At present, Research is focused in two subjects: language modeling and audio-visual information fusion.
In relation to the language model most of the work done is based on the assumption, generally accepted but usually neglected in practice, that an appropriate integration of syntactic and higher level linguist knowledge may effectively reduce, in many applications and for common development resources, the recognition task perplexity. The project KRLM comprises the most directed effort that has been carried out motivated by this assumption. There, the Factorial Language Model (FLM) is the basic statistical formalism used to support the linguistic knowledge, which is partially encoded non-automatically "handcrafting" the FLM main structure. The final structure is then established based on structure learning automatic methods that have been investigated.
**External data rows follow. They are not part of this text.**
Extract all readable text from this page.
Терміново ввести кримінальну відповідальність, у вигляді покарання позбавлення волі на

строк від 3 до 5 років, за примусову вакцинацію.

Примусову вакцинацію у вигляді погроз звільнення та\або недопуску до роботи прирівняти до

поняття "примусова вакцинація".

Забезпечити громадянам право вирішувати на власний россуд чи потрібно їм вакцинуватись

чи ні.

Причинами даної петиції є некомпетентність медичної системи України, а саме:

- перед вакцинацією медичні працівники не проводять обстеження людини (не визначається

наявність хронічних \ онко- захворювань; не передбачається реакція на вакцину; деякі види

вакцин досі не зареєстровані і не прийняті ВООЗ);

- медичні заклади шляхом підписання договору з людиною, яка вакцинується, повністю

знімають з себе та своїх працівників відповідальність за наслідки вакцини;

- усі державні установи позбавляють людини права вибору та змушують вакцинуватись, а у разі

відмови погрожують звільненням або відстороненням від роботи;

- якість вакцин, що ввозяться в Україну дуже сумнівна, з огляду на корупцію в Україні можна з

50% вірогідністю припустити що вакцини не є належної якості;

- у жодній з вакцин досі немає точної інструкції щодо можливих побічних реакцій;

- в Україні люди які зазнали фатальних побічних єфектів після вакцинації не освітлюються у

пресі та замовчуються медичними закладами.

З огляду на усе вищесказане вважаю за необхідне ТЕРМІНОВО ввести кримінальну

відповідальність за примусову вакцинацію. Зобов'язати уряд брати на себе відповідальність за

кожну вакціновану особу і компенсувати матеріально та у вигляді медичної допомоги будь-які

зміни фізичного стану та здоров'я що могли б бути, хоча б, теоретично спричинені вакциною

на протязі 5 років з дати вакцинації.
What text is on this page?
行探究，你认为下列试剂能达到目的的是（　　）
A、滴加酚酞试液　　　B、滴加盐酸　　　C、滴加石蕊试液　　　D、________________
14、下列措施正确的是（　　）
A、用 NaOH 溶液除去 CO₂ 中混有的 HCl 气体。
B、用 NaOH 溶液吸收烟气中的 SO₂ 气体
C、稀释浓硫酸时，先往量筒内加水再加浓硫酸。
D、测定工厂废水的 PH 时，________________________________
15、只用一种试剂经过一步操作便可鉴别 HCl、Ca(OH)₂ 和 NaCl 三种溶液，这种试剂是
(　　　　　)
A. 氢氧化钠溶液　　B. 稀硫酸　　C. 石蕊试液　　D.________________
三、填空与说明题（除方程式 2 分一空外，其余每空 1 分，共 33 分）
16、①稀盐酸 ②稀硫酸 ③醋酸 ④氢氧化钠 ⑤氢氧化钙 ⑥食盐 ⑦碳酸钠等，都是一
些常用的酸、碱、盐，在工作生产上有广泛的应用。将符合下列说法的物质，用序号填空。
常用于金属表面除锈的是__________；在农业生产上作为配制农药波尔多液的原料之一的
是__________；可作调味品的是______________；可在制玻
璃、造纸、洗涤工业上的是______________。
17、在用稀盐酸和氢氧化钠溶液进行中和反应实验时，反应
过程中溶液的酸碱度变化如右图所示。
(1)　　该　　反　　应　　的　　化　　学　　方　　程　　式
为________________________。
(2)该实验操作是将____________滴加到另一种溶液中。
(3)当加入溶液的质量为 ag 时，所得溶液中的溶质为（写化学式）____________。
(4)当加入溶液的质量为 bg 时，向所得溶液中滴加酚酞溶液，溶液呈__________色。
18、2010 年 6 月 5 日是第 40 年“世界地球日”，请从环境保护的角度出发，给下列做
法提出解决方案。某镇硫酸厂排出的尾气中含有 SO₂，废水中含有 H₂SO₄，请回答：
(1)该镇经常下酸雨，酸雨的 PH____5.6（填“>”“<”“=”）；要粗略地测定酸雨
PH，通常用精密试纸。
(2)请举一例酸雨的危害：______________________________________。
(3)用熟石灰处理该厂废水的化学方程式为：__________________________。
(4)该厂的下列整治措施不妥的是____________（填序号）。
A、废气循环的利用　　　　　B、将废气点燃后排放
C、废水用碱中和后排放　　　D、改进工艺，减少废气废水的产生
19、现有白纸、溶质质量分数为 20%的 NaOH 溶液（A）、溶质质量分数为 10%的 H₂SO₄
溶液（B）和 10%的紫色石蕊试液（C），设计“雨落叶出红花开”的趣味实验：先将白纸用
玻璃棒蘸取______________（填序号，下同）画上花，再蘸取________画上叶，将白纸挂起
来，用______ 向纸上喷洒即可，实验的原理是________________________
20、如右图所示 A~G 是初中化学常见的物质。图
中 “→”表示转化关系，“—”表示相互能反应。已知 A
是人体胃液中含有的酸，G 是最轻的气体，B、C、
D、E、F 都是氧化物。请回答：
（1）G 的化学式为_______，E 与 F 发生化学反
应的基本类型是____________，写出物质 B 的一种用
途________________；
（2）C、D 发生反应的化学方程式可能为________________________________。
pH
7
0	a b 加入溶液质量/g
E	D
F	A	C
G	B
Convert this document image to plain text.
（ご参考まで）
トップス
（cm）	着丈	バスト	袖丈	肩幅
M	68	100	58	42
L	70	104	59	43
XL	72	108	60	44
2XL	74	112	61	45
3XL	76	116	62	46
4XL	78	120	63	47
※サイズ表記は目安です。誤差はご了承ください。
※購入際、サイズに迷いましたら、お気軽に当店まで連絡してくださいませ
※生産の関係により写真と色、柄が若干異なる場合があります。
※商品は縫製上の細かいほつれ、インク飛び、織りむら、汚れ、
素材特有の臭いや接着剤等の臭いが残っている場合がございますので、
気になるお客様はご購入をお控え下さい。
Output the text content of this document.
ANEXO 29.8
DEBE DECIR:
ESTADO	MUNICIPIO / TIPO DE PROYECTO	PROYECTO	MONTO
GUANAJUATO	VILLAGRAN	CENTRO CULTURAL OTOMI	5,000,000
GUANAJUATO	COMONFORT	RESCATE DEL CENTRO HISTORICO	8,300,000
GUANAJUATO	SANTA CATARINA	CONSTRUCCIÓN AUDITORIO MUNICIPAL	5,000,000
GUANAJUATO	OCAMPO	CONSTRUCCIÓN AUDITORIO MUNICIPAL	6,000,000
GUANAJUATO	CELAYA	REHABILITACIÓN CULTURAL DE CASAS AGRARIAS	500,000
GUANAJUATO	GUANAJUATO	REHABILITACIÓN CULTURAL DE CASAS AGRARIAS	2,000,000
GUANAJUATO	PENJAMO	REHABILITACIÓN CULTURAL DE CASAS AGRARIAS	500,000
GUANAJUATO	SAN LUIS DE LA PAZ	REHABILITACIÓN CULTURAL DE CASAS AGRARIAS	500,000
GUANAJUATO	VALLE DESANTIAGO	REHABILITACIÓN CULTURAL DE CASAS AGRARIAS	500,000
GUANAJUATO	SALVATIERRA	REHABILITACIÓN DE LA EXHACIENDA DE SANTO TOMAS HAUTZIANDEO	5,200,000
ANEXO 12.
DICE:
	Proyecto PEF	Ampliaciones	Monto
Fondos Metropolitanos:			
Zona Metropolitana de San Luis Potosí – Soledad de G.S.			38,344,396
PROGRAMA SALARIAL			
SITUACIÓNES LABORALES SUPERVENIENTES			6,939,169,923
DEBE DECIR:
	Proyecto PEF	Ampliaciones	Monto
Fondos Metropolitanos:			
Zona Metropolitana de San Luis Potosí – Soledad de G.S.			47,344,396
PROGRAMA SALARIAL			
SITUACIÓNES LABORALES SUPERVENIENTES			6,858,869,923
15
In relation to the audio-visual information fusion, most of the work performed was based on the hidden Markov models (HMM) for modelling jointly the speech units, considering the combined streams, or else, in the case of later integration approaches, based on product-HMMs or on independent models and multipass decoding strategies (this is the case of the project ABCP-1). More recently the Dynamic Bayesian Network (DBN) has became the basic statistical approach. The project ABCP-2, in concrete, tries to investigate (quite efficiently using the GMTK tool) the pros and cons of different DBN structures (potentially benefiting also of the LM integration).
Concerning to Development, valuable experience has been gained building (parts of) speech recognition prototypes dedicated to quite diverse applications, from just a few words spoken isolated (IWR), to medium-to-large vocabularies and continuous speech (CSR). Standard approaches have been implemented both for the acoustics front-end, based on cepstral analysis, and the visual front-end, where ROI detection and tracking operations are followed by common feature analysis methods. In relation to the audio-visual models, the HMMs, and in particular the semicontinuous-HMMs, have been at the basis of most implementations, though lately the DBNs are becoming more and more used given the new possibilities they bring. Both non-discriminative and discriminative criteria has been used for training some implemented models. Most often, language models have been built based on N-grams and single pronunciation lexicons. Standard decoding approaches (such as the Viterbi algorithm) and multi-pass strategies have been used. Tools such as the HTK, the GMTK or the CMU-LMtk, and the OpenCV among other libraries, have been at the basis of most of the implementations, though software has also been created to built some modules (in Downloads are available scripts for the used tools and also in-house created C/C++, Perl and Matlab/Octave pieces of code).